ERADICATING COVID-19, restarting economies and reviving international cooperation – are three focus items required to contain, mitigate and defeat COVID-19 and the spillover effects the pandemic has caused, said Foreign Minister Datuk Seri Hishammuddin Tun Hussein (picture).

Putting forth the focus items during the High-Level Video Conference on Belt and Road International Cooperation Thursday evening (June 18) themed ‘Combating COVID-19 With Solidarity’, Hishamuddin said Covid-19 did not discriminate and affect everyone in its path, regardless of borders, wealth or power.

In eradicating COVID-19, he said there were two items that the nations involved needed to prioritise – the medication needed to treat those who were infected and the vaccine required to ensure prevention of future infections.

“Over the past few months, we have engaged with our friends and partners around the world to share best practices and information to prevent, control and treat COVID-19, but in order to truly declare a victory against COVID-19, we need medication and vaccine that is available, accessible and equitable for all nations,” he said.
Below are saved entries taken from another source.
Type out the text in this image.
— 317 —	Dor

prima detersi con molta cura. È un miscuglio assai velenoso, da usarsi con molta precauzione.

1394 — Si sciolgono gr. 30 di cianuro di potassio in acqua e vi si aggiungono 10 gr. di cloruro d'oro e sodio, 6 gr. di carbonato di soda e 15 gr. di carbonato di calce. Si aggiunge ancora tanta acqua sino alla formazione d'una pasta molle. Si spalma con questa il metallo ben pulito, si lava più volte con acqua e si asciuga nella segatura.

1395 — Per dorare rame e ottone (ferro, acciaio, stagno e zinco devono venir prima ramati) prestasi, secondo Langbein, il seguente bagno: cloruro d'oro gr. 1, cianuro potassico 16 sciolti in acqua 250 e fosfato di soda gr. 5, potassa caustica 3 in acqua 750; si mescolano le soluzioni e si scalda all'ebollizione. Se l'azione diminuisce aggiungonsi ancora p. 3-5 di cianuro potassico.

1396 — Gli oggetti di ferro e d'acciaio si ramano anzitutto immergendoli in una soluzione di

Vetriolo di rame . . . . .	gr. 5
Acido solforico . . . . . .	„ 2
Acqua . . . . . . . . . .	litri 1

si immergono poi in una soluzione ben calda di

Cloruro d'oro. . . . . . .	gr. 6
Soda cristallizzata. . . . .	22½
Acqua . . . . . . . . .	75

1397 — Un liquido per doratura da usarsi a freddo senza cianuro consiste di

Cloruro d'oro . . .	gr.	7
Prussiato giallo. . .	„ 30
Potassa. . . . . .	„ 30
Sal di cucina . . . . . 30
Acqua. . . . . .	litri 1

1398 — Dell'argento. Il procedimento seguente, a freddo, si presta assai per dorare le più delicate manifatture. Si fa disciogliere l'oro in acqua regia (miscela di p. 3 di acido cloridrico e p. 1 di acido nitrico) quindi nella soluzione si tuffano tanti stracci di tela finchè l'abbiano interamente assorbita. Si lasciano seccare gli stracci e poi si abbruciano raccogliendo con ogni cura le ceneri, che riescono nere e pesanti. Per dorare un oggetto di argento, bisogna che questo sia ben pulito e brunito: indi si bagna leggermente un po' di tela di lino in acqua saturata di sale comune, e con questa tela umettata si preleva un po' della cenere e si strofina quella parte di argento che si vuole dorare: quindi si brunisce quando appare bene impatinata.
Hishammuddin said Malaysia strongly supported Chinese President Xi Jinping’s pledge during the 73rd World Health Assembly in Geneva that China would make its COVID-19 vaccine a “global public good”, once it is successfully developed.

Malaysia also supported the United Nations’ pledge for a large-scale, coordinated and comprehensive health response with an emphasis on solidarity towards developing countries, he said.
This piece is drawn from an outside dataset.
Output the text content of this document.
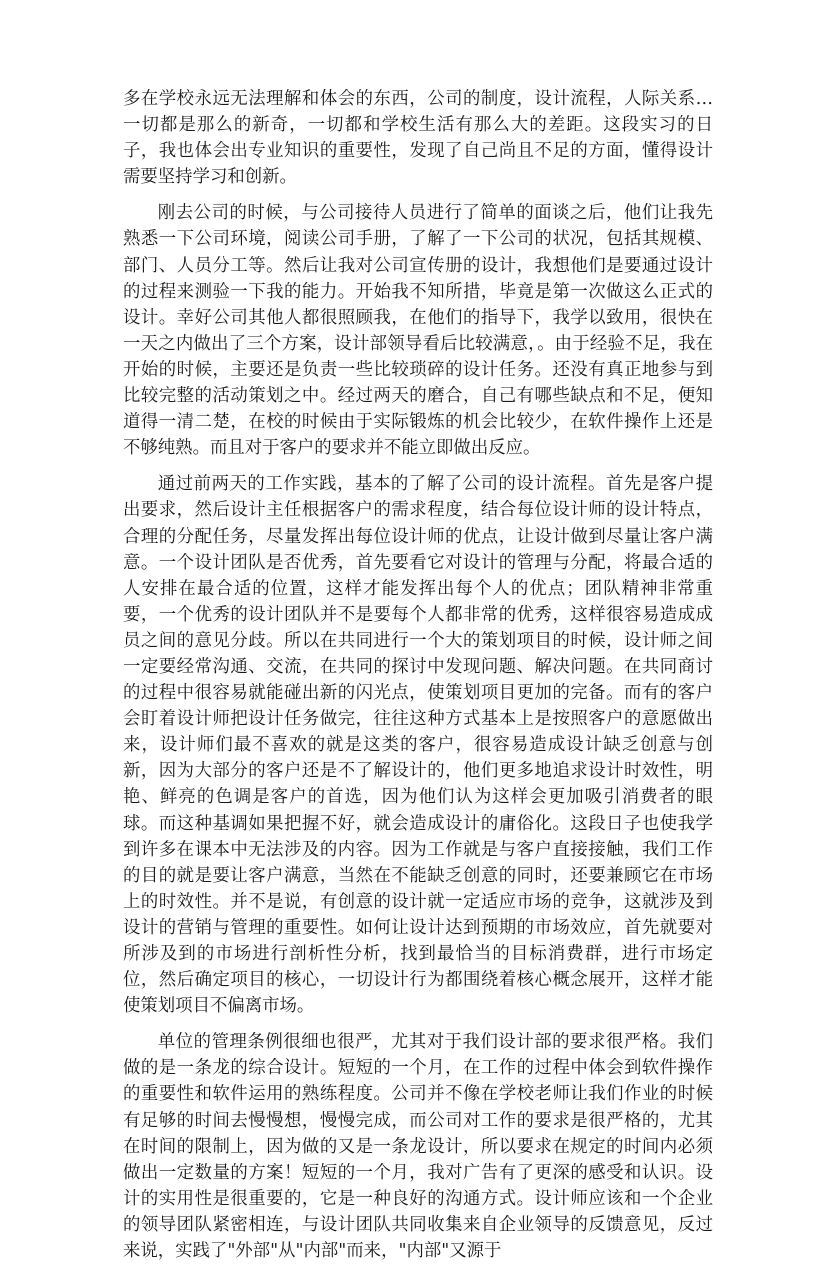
多在学校永远无法理解和体会的东西，公司的制度，设计流程，人际关系…一切都是那么的新奇，一切都和学校生活有那么大的差距。这段实习的日子，我也体会出专业知识的重要性，发现了自己尚且不足的方面，懂得设计需要坚持学习和创新。

刚去公司的时候，与公司接待人员进行了简单的面谈之后，他们让我先熟悉一下公司环境，阅读公司手册，了解了一下公司的状况，包括其规模、部门、人员分工等。然后让我对公司宣传册的设计，我想他们是要通过设计的过程来测验一下我的能力。开始我不知所措，毕竟是第一次做这么正式的设计。幸好公司其他人都很照顾我，在他们的指导下，我学以致用，很快在一天之内做出了三个方案，设计部领导看后比较满意，。由于经验不足，我在开始的时候，主要还是负责一些比较琐碎的设计任务。还没有真正地参与到比较完整的活动策划之中。经过两天的磨合，自己有哪些缺点和不足，便知道得一清二楚，在校的时候由于实际锻炼的机会比较少，在软件操作上还是不够纯熟。而且对于客户的要求并不能立即做出反应。

通过前两天的工作实践，基本的了解了公司的设计流程。首先是客户提出要求，然后设计主任根据客户的需求程度，结合每位设计师的设计特点，合理的分配任务，尽量发挥出每位设计师的优点，让设计做到尽量让客户满意。一个设计团队是否优秀，首先要看它对设计的管理与分配，将最合适的人安排在最合适的位置，这样才能发挥出每个人的优点；团队精神非常重要，一个优秀的设计团队并不是要每个人都非常的优秀，这样很容易造成成员之间的意见分歧。所以在共同进行一个大的策划项目的时候，设计师之间一定要经常沟通、交流，在共同的探讨中发现问题、解决问题。在共同商讨的过程中很容易就能碰出新的闪光点，使策划项目更加的完备。而有的客户会盯着设计师把设计任务做完，往往这种方式基本上是按照客户的意愿做出来，设计师们最不喜欢的就是这类的客户，很容易造成设计缺乏创意与创新，因为大部分的客户还是不了解设计的，他们更多地追求设计时效性，明艳、鲜亮的色调是客户的首选，因为他们认为这样会更加吸引消费者的眼球。而这种基调如果把握不好，就会造成设计的庸俗化。这段日子也使我学到许多在课本中无法涉及的内容。因为工作就是与客户直接接触，我们工作的目的就是要让客户满意，当然在不能缺乏创意的同时，还要兼顾它在市场上的时效性。并不是说，有创意的设计就一定适应市场的竞争，这就涉及到设计的营销与管理的重要性。如何让设计达到预期的市场效应，首先就要对所涉及到的市场进行剖析性分析，找到最恰当的目标消费群，进行市场定位，然后确定项目的核心，一切设计行为都围绕着核心概念展开，这样才能使策划项目不偏离市场。

单位的管理条例很细也很严，尤其对于我们设计部的要求很严格。我们做的是一条龙的综合设计。短短的一个月，在工作的过程中体会到软件操作的重要性和软件运用的熟练程度。公司并不像在学校老师让我们作业的时候有足够的时间去慢慢想，慢慢完成，而公司对工作的要求是很严格的，尤其在时间的限制上，因为做的又是一条龙设计，所以要求在规定的时间内必须做出一定数量的方案！短短的一个月，我对广告有了更深的感受和认识。设计的实用性是很重要的，它是一种良好的沟通方式。设计师应该和一个企业的领导团队紧密相连，与设计团队共同收集来自企业领导的反馈意见，反过来说，实践了"外部"从"内部"而来，"内部"又源于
Malaysia also commended China’s success in combatting COVID-19 together with their kind and generous contributions that had helped Malaysia in the war against an invisible enemy, he said.

On reviving economies, Hishammuddin said a united response was required to restore global trade and flow of good and services in the post-pandemic era.

He said critical infrastructures for trade and trading routes via air, land and sea must be preserved and remain open as an important measure to gradually reestablish economic stability and security around the world.

At the Belt and Road conference, he pointed out that it would be beneficial to be advised on how previously announced initiatives under the Belt and Road would progress, especially if the pandemic had disrupted the plans to move forward.

“As we know, the global landscape has now changed, and business cannot be as usual. It is imperative we receive some guidance as to how future plans will be tailored or fine-tuned to best match our situation moving forward,” he said.

He said Malaysia felt it was important for China to work closely with all the Belt and Road nations to rethink and re-chart a clear path forward post-pandemic.

On renewing international cooperation, Hishammuddin said Malaysia believed the search for the vaccine and renewed economic cooperation would be the best starting point for the multilateral effort.

As one of the earliest members of the Belt and Road Initiative (BRI) and taking into account the great potential of the BRI to promote global sustainable and inclusive growth, Malaysia believed that further enhancing collective economic growth and social development would be of benefit to all, he said.

“It is crucial for us to strengthen international cooperation to combat the pandemic in solidarity and through partnership,” he said.